THE DECLINE in personal responsibility helps (it is not the sole cause) spawn a myriad of welfare programs. Politicians have made perpetual personal and corporate welfare viable long-term options. The U.S. Department of Agriculture heavily advertises the availability of food stamps while the Department of Health and Human Services carefully assists us in qualifying for Medicaid. Other agencies provide citizens cell phones with virtually no questions asked.
Diminishing personal responsibility relaxes health and dietary standards, inducing people to look to health assistance programs when they become ill or in need. If so then we should find evidence supporting this view in research studies. For example, the National Household Survey on Drug Abuse, (The NHSDA Report, April 19, 2002 – the latest available) finds that illicit drug use was higher in publicly assisted families than in unassisted families among persons ages 12 to 64. Moreover, when questioned about alcohol consumption, responders ages 18 to 25 on assistance reported a decline in abusive drinking relative to those not receiving assistance, while those in assisted groups ages 35 to 49 indicated higher consumption compared to the non-assistance group.
THUS OVERALL, drug abuse is more of a problem among those on welfare than for those not on public assistance, but for those on assistance, alcohol abuse is more related to age – elderly are more prone than younger consumers. While we can let sociologists and psychologists sort these factors out, the evidence is clear of a breakdown in personal responsibility.
This evidence is compatible with the belief, that with some people the availability of public assistance encourages them to relax their sense of personal responsibility by consuming more illicit drugs and alcohol, knowing that they have the fall back of public assistance to bail them out. Just as big financial institutions carry the label “too big to fail,” which encourages them to acquire dangerous financial risks, consumers have an analogous perverse incentive: to shirk personal responsibility in the face of public assistance opportunities.
TO MAKE MATTERS worse, we have allowed a coalition of politicians, teachers’ unions, and administrators take control of the public academic process and tolerate diminishing moral standards, less effective values, a dumbed-down curriculum and a weaker culture, which some households have tried to counteract while others have simply acquiesced in or reinforced. Unfortunately, our colleges and universities do not fare much better.
All this paints a dark picture of our society’s well-being and its prospects for a brighter future. But there is hope of a groundswell of positive thinking from the general population. It might spring from interest groups, like veterans, leading the way.
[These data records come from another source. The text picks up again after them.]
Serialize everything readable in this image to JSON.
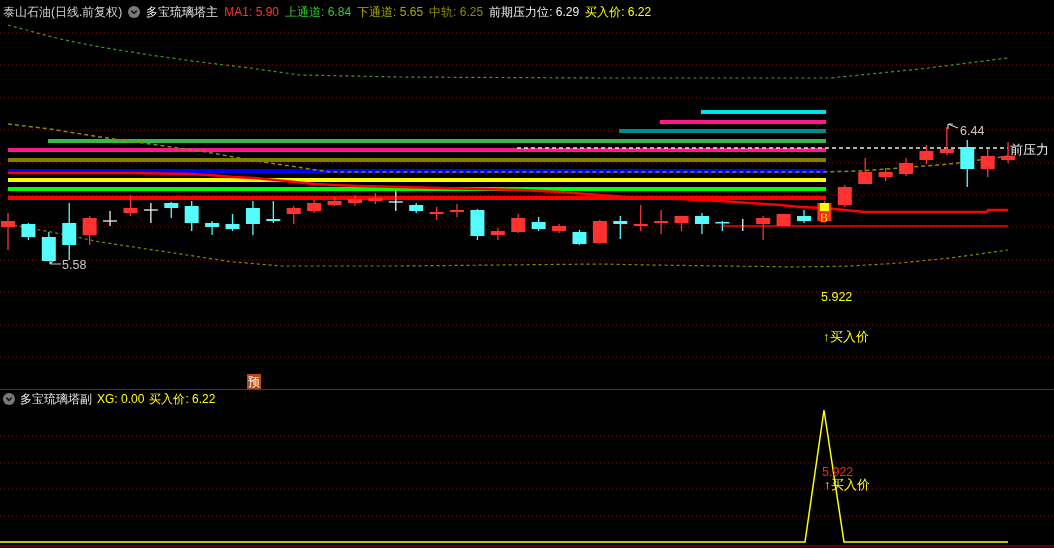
{
  "main_chart": {
    "title": "泰山石油(日线.前复权)",
    "indicator_name": "多宝琉璃塔主",
    "readouts": [
      {
        "text": "MA1: 5.90",
        "color": "#ff3333"
      },
      {
        "text": "上通道: 6.84",
        "color": "#33cc33"
      },
      {
        "text": "下通道: 5.65",
        "color": "#a8a800"
      },
      {
        "text": "中轨: 6.25",
        "color": "#8c8c00"
      },
      {
        "text": "前期压力位: 6.29",
        "color": "#f0f0f0"
      },
      {
        "text": "买入价: 6.22",
        "color": "#ffff00"
      }
    ],
    "high_label": "6.44",
    "low_label": "5.58",
    "resistance_label": "前压力",
    "signal_marker": "B",
    "buy_value": "5.922",
    "buy_label": "↑买入价",
    "forecast_badge": "预"
  },
  "sub_chart": {
    "indicator_name": "多宝琉璃塔副",
    "readouts": [
      {
        "text": "XG: 0.00",
        "color": "#ffff00"
      },
      {
        "text": "买入价: 6.22",
        "color": "#ffff00"
      }
    ],
    "buy_value": "5.922",
    "buy_label": "↑买入价"
  }
}
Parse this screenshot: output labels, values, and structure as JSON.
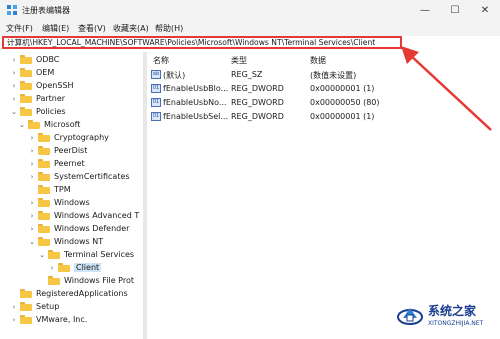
{
  "window": {
    "title": "注册表编辑器",
    "minimize": "—",
    "maximize": "☐",
    "close": "✕"
  },
  "menu": [
    "文件(F)",
    "编辑(E)",
    "查看(V)",
    "收藏夹(A)",
    "帮助(H)"
  ],
  "address": "计算机\\HKEY_LOCAL_MACHINE\\SOFTWARE\\Policies\\Microsoft\\Windows NT\\Terminal Services\\Client",
  "tree": [
    {
      "label": "ODBC",
      "expander": "closed"
    },
    {
      "label": "OEM",
      "expander": "closed"
    },
    {
      "label": "OpenSSH",
      "expander": "closed"
    },
    {
      "label": "Partner",
      "expander": "closed"
    },
    {
      "label": "Policies",
      "expander": "open"
    },
    {
      "label": "Microsoft",
      "expander": "open"
    },
    {
      "label": "Cryptography",
      "expander": "closed"
    },
    {
      "label": "PeerDist",
      "expander": "closed"
    },
    {
      "label": "Peernet",
      "expander": "closed"
    },
    {
      "label": "SystemCertificates",
      "expander": "closed"
    },
    {
      "label": "TPM",
      "expander": "none"
    },
    {
      "label": "Windows",
      "expander": "closed"
    },
    {
      "label": "Windows Advanced T",
      "expander": "closed"
    },
    {
      "label": "Windows Defender",
      "expander": "closed"
    },
    {
      "label": "Windows NT",
      "expander": "open"
    },
    {
      "label": "Terminal Services",
      "expander": "open"
    },
    {
      "label": "Client",
      "expander": "closed",
      "selected": true
    },
    {
      "label": "Windows File Prot",
      "expander": "none"
    },
    {
      "label": "RegisteredApplications",
      "expander": "none"
    },
    {
      "label": "Setup",
      "expander": "closed"
    },
    {
      "label": "VMware, Inc.",
      "expander": "closed"
    }
  ],
  "values_pane": {
    "columns": [
      "名称",
      "类型",
      "数据"
    ],
    "rows": [
      {
        "icon": "ab",
        "name": "(默认)",
        "type": "REG_SZ",
        "data": "(数值未设置)"
      },
      {
        "icon": "01",
        "name": "fEnableUsbBlo...",
        "type": "REG_DWORD",
        "data": "0x00000001 (1)"
      },
      {
        "icon": "01",
        "name": "fEnableUsbNo...",
        "type": "REG_DWORD",
        "data": "0x00000050 (80)"
      },
      {
        "icon": "01",
        "name": "fEnableUsbSel...",
        "type": "REG_DWORD",
        "data": "0x00000001 (1)"
      }
    ]
  },
  "watermark": {
    "title": "系统之家",
    "url": "XITONGZHIJIA.NET"
  },
  "colors": {
    "highlight": "#e53935",
    "selection": "#cce4f7",
    "folder": "#f6c644",
    "brand": "#1a3e8f"
  }
}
Veterans are more likely to re-ignite ashes of traditional maxims, especially the long-discredited value of patriotism.
Meanwhile, one must show resilience and adjust to these altered rules, roll with the punches and, as always, do the best one can. But above all, maintain the flame of optimism. Keep the faith.
(The writer is a professor emeritus of financial economics at the University of Georgia. He lives in Aiken, S.C.)